Twice Named WWII 506th P.I.R. M1 Combat Helmet
$24,500.00
This is an original M1 airborne combat helmet that was apparently worn by two different paratroopers of the 506th Regiment of the 101st Airborne Division: from 1944 until the summer of 1945 by Private First Class Robert Fann, of H Company, 3rd Battalion, and, from the summer of 1945 until he brought the helmet home, Lieutenant Anthony Diffenbaugh of A Company.
The helmet is a front seam, fixed bail M1 combat helmet with a heat stamp of “769A”. The helmet strap is an early lighter khaki color with a brass, “raised bar” fastener. The liner is by Westinghouse, with darker olive drab “A” yokes with cast buckles. The cloth paratrooper chin strap is the first pattern example with five holes and zinc eyelets.

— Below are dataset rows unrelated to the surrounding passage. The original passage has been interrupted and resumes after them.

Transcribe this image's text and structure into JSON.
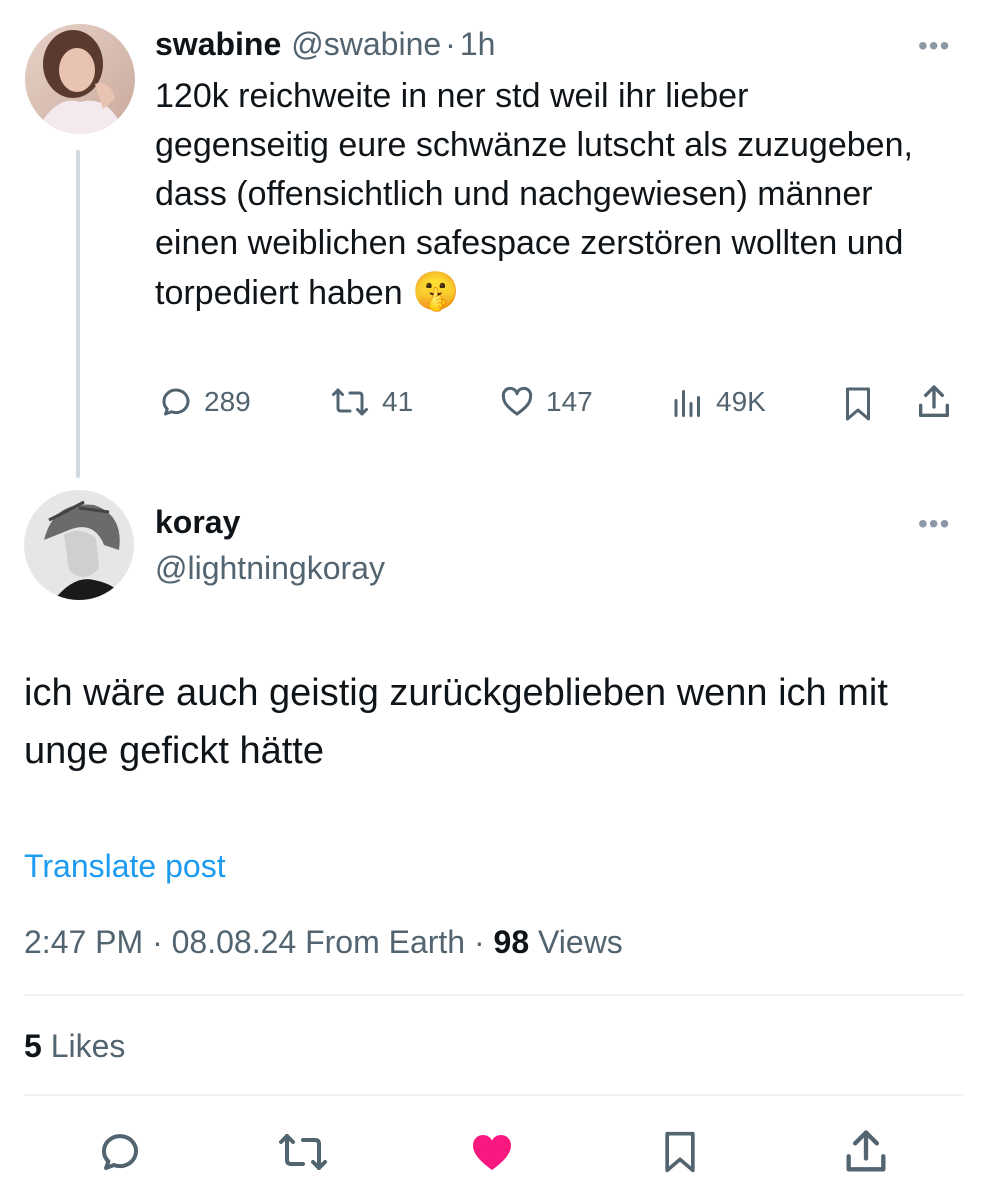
{
  "parent_tweet": {
    "name": "swabine",
    "handle": "@swabine",
    "separator": "·",
    "time": "1h",
    "text": "120k reichweite in ner std weil ihr lieber gegenseitig eure schwänze lutscht als zuzugeben, dass (offensichtlich und nachgewiesen) männer einen weiblichen safespace zerstören wollten und torpediert haben",
    "emoji": "🤫",
    "more": "•••",
    "stats": {
      "replies": "289",
      "reposts": "41",
      "likes": "147",
      "views": "49K"
    }
  },
  "reply_tweet": {
    "name": "koray",
    "handle": "@lightningkoray",
    "more": "•••",
    "text": "ich wäre auch geistig zurückgeblieben wenn ich mit unge gefickt hätte",
    "translate": "Translate post",
    "meta": {
      "time": "2:47 PM",
      "separator": "·",
      "date": "08.08.24",
      "source": "From Earth",
      "views_count": "98",
      "views_label": "Views"
    },
    "likes": {
      "count": "5",
      "label": "Likes"
    }
  },
  "colors": {
    "accent": "#1d9bf0",
    "like_active": "#f91880",
    "muted": "#536471",
    "divider": "#eff3f4"
  },
  "icons": [
    "reply-icon",
    "repost-icon",
    "like-icon",
    "views-icon",
    "bookmark-icon",
    "share-icon"
  ]
}
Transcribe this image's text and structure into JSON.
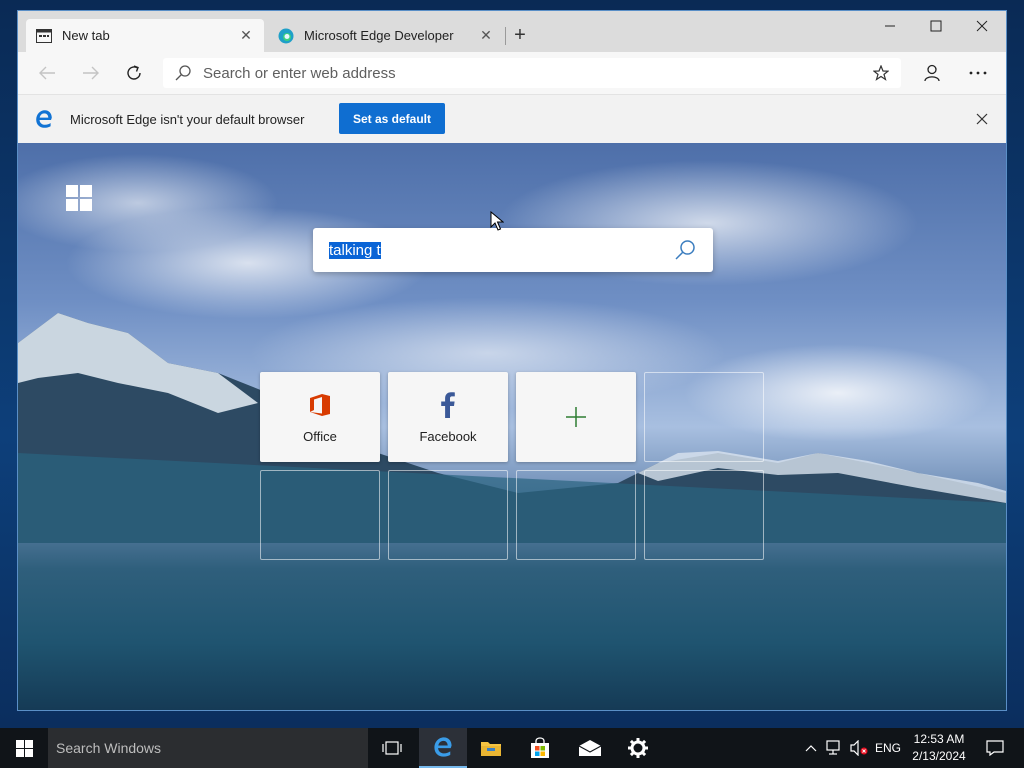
{
  "tabs": [
    {
      "title": "New tab",
      "active": true
    },
    {
      "title": "Microsoft Edge Developer",
      "active": false
    }
  ],
  "address_bar": {
    "placeholder": "Search or enter web address"
  },
  "infobar": {
    "message": "Microsoft Edge isn't your default browser",
    "button_label": "Set as default"
  },
  "ntp": {
    "search_query": "talking t",
    "top_sites": [
      {
        "label": "Office",
        "icon": "office-icon"
      },
      {
        "label": "Facebook",
        "icon": "facebook-icon"
      },
      {
        "label": "",
        "icon": "add-icon"
      }
    ]
  },
  "taskbar": {
    "search_placeholder": "Search Windows",
    "language": "ENG",
    "time": "12:53 AM",
    "date": "2/13/2024"
  },
  "colors": {
    "accent": "#0f6ed1",
    "office": "#d83b01",
    "facebook": "#3b5998",
    "add": "#2e7d32",
    "taskbar": "#101418"
  }
}
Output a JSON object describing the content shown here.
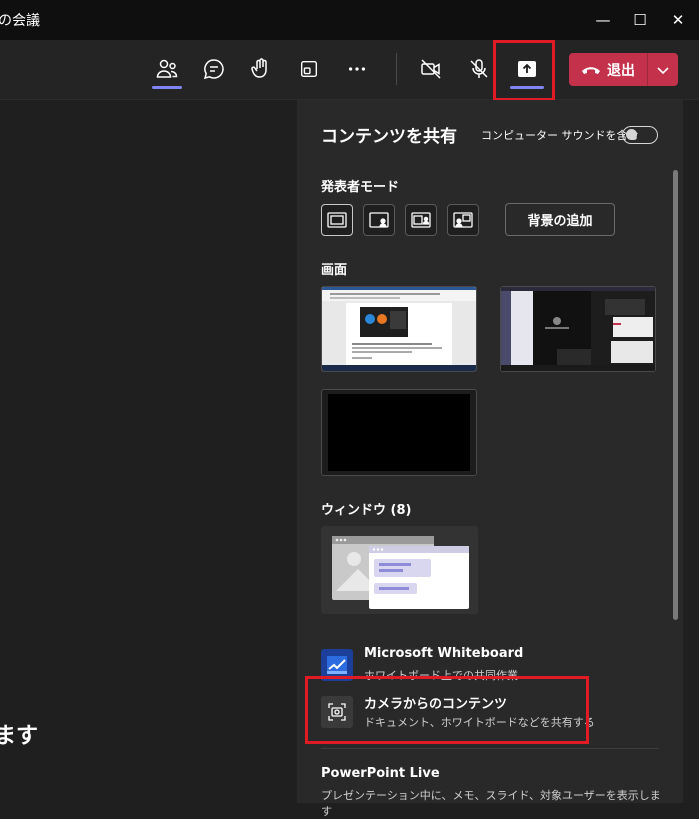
{
  "window": {
    "title": "の会議",
    "minimize_glyph": "—",
    "maximize_glyph": "☐",
    "close_glyph": "✕"
  },
  "toolbar": {
    "buttons": [
      {
        "icon": "people-icon"
      },
      {
        "icon": "chat-icon"
      },
      {
        "icon": "raise-hand-icon"
      },
      {
        "icon": "rooms-icon"
      },
      {
        "icon": "more-icon"
      },
      {
        "icon": "camera-off-icon"
      },
      {
        "icon": "mic-off-icon"
      },
      {
        "icon": "share-icon"
      }
    ],
    "leave_label": "退出"
  },
  "stage": {
    "partial_text": "ます"
  },
  "share_panel": {
    "title": "コンテンツを共有",
    "include_sound_label": "コンピューター サウンドを含む",
    "include_sound_on": false,
    "presenter_mode": {
      "label": "発表者モード",
      "modes": [
        "content-only",
        "standout",
        "side-by-side",
        "reporter"
      ],
      "add_background_label": "背景の追加"
    },
    "screen": {
      "label": "画面",
      "count": 3
    },
    "window": {
      "label": "ウィンドウ (8)"
    },
    "apps": [
      {
        "title": "Microsoft Whiteboard",
        "desc": "ホワイトボード上での共同作業",
        "icon": "whiteboard-icon"
      },
      {
        "title": "カメラからのコンテンツ",
        "desc": "ドキュメント、ホワイトボードなどを共有する",
        "icon": "camera-content-icon"
      },
      {
        "title": "PowerPoint Live",
        "desc": "プレゼンテーション中に、メモ、スライド、対象ユーザーを表示します",
        "icon": "powerpoint-icon"
      }
    ]
  },
  "colors": {
    "leave": "#c4314b",
    "accent": "#7f85f5",
    "highlight_box": "#e01b24",
    "panel_bg": "#292929"
  }
}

The helmet shell is dark olive green with cork finish, showing the expected wear to a helmet worn in combat, but the paint is largely intact. Each side of the helmet was painted with the white spade insignia of the 506th regiment, with a “tic” at the 9 O’ Clock position for the 3rd battalion. The spade emblems are approximately 1 1/2 inches tall and 1 1/4 inches wide at the widest points. One “tic” is 3/4 inches long, while the other is 5/8 inches long.
The leather head band of the liner has the name “Fann” written on it in ink on each side of the helmet. The interior of one segment of the right “A” yoke has the name “Tony Diffenbaugh” written lightly on it.
The only “Fann” in the 506th was PFC Robert Fann of H Company, 3rd Battalion, who made the jump into Normandy on D-Day with the 506th and jumped again into Holland with the unit during Operation Market Garden. Research indicates that Anthony G. Diffenbaugh was a replacement into the 506th, arriving in late June of 1945 after the war had ended. He was initially assigned to the Headquarters Company and, later, to A Company. He had previously served in the 501st Parachute Infantry Regiment of the Division. He remained with the 506th for only a relatively short time, since the Company Morning Report of 21 October 1945, states that Diffenbaugh had been released from his assignment with the company and assigned to the 2nd Reinforcement Depot. The logical presumption is that Fann was no longer with the unit by the time of Diffenbaugh’s arrival, or had become dispossessed of his helmet, and it was given to Diffenbaugh upon his arrival in the unit. Since the war had ended, Diffenbaugh evidently did not place a high priority on having an officer’s stripe placed on the rear of the helmet. He also did not bother to alter the Battalion “tic”, probably because he had begun with Headquarters Company, then been moved to “A” Company, and saw no point in altering the “tic”, if ever, until his assignment was more finalized. Regardless, Diffenbaugh evidently kept this helmet with him after leaving the 506th in the autumn of 1945, and he brought it home with him. It has remained in an untouched state sine 1945 and, having only recently been found, it has never been in a collection.